Allora guardo avanti, penso al futuro e mi pongo anch’io un obiettivo per il 2030. “#Afghanistan2030 – Next Leaders”. Lo chiamerò così. Auspico che nel 2030 realmente le potenze internazionali ottemperino agli impegni presi con l’Agenda 2030 per lo Sviluppo Sostenibile. L’obiettivo, fra i tanti, è costruire una società pacifica e sviluppare istituzioni egualitarie a tutela dei diritti civili, umani, al diritto all’istruzione, alla parità di genere.
Penso a me stessa, alle mie colleghe, alle amiche e ai tanti intellettuali, artisti, attivisti, giornalisti costretti alla fuga oggi dall’Afghanistan. Li immagino riprendersi il Paese e lottare per l’autodeterminazione del popolo afghano. Perché accada è necessario che tutti, compresi i governi dei Paesi europei e la società civile che ci stanno ospitando oggi come rifugiati aiutino la crescita di questa giovane classe di next leaders. Con “Culture Italiae” e lo spin-off “Solidarietà Italiae” stiamo lanciando il progetto “Afghanistan 2030 – Next Leaders” che punta a mettere in salvo e dare accoglienza dignitosa a chi come me sta lottando per il futuro del nostro Paese. Un progetto innovativo, giovane, agile, basato su un importante partenariato fra istituzioni e privati, che si proponga come nuovo modello possibile di accoglienza, offrendo a questa generazione di esuli talentuosi adeguate opportunità di inserimento e formazione.

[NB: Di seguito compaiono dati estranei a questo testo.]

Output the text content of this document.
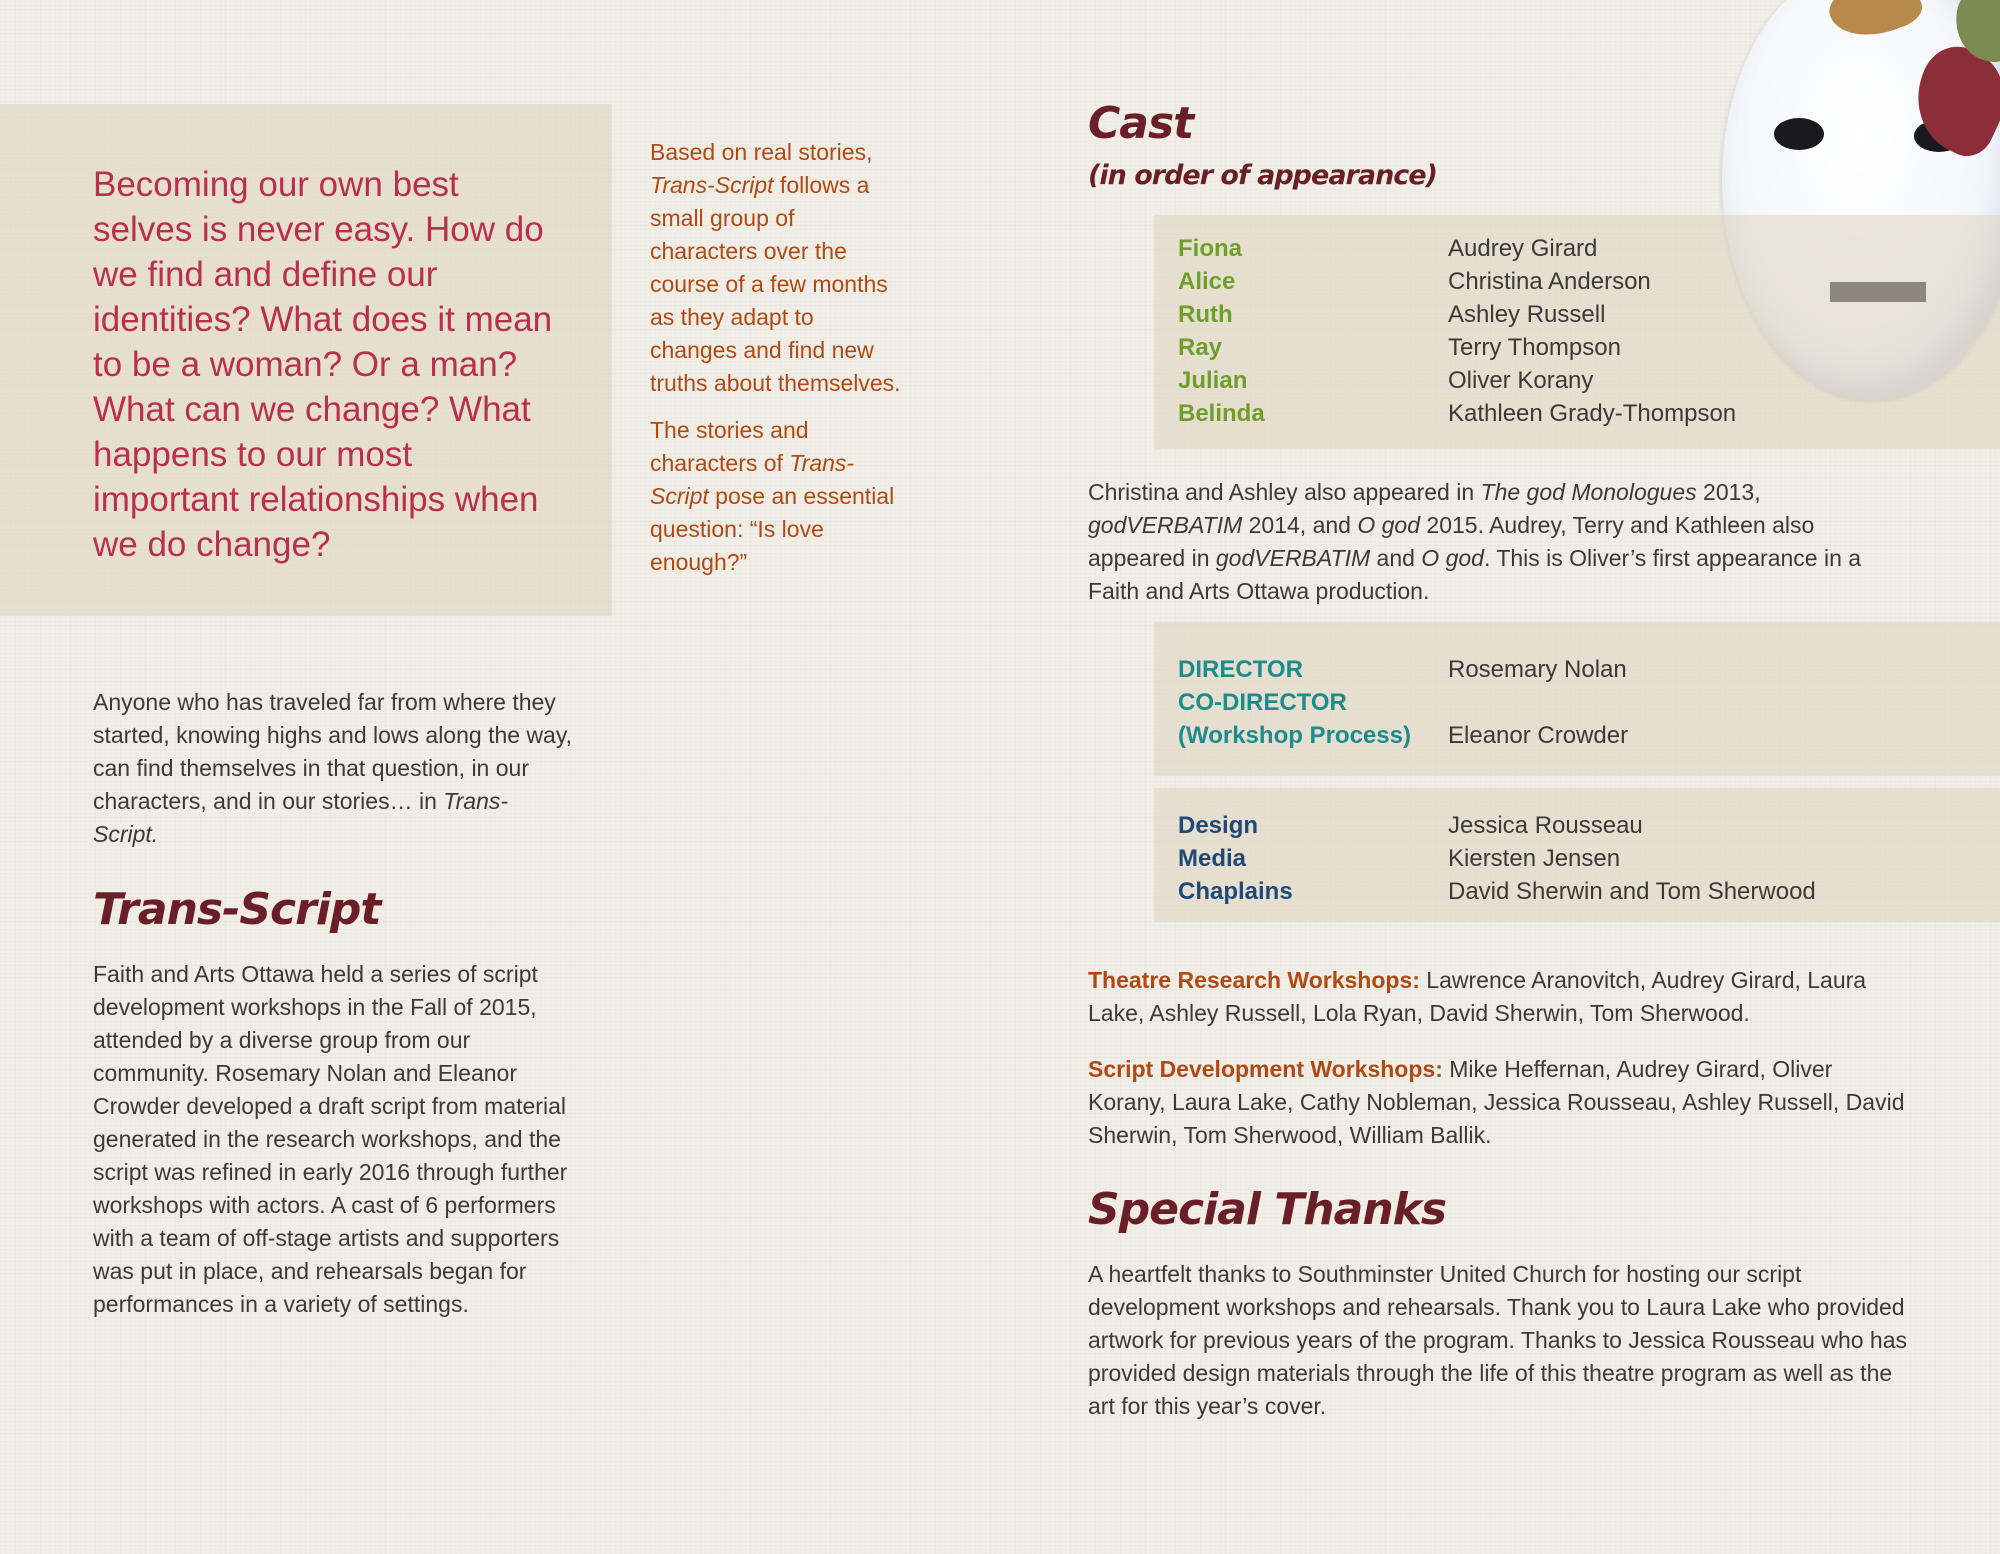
Becoming our own best selves is never easy. How do we find and define our identities? What does it mean to be a woman? Or a man? What can we change? What happens to our most important relationships when we do change?

Based on real stories, Trans-Script follows a small group of characters over the course of a few months as they adapt to changes and find new truths about themselves.

The stories and characters of Trans-Script pose an essential question: “Is love enough?”

Anyone who has traveled far from where they started, knowing highs and lows along the way, can find themselves in that question, in our characters, and in our stories… in Trans-Script.
Trans-Script
Faith and Arts Ottawa held a series of script development workshops in the Fall of 2015, attended by a diverse group from our community. Rosemary Nolan and Eleanor Crowder developed a draft script from material generated in the research workshops, and the script was refined in early 2016 through further workshops with actors. A cast of 6 performers with a team of off-stage artists and supporters was put in place, and rehearsals began for performances in a variety of settings.
Cast
(in order of appearance)
Fiona	Audrey Girard
Alice	Christina Anderson
Ruth	Ashley Russell
Ray	Terry Thompson
Julian	Oliver Korany
Belinda	Kathleen Grady-Thompson
Christina and Ashley also appeared in The god Monologues 2013, godVERBATIM 2014, and O god 2015. Audrey, Terry and Kathleen also appeared in godVERBATIM and O god. This is Oliver’s first appearance in a Faith and Arts Ottawa production.
DIRECTOR	Rosemary Nolan
CO-DIRECTOR
(Workshop Process)	Eleanor Crowder
Design	Jessica Rousseau
Media	Kiersten Jensen
Chaplains	David Sherwin and Tom Sherwood
Theatre Research Workshops: Lawrence Aranovitch, Audrey Girard, Laura Lake, Ashley Russell, Lola Ryan, David Sherwin, Tom Sherwood.
Script Development Workshops: Mike Heffernan, Audrey Girard, Oliver Korany, Laura Lake, Cathy Nobleman, Jessica Rousseau, Ashley Russell, David Sherwin, Tom Sherwood, William Ballik.
Special Thanks
A heartfelt thanks to Southminster United Church for hosting our script development workshops and rehearsals. Thank you to Laura Lake who provided artwork for previous years of the program. Thanks to Jessica Rousseau who has provided design materials through the life of this theatre program as well as the art for this year’s cover.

Sono un’imprenditrice e sento che possiamo creare qualcosa di grande e giusto che renderà più ricca l’Italia stessa. In una seconda fase, attraverso l’attivazione di visti speciali e corridoi umanitari, speriamo di riuscire a continuare il nostro sogno, uniti anche in esilio, costruendo l’Afghanistan del 2030. Bisogna che nel frattempo il mondo, coeso, faccia pressione sui talebani per approvare un governo che rappresenti tutti, che garantisca l’emancipazione femminile e i diritti basilari, oggi a rischio.
La resistenza è un tema che mi sta molto a cuore. Una parte del Paese sta lottando, guidata da Ahmad Massoud, mio coetaneo, figlio del leone del Panshir, formatosi in Europa. Immagino che anche lui e i suoi uomini si sentano abbandonati. Ai tempi di suo padre, i talebani erano osteggiati anche dall’Occidente. Ora non mi è chiaro quale sia la posizione internazionale nei loro confronti. Mi riferisco agli attori che stanno facendo accordi con loro: Russia, Cina, Pakistan, Iran, Arabia Saudita.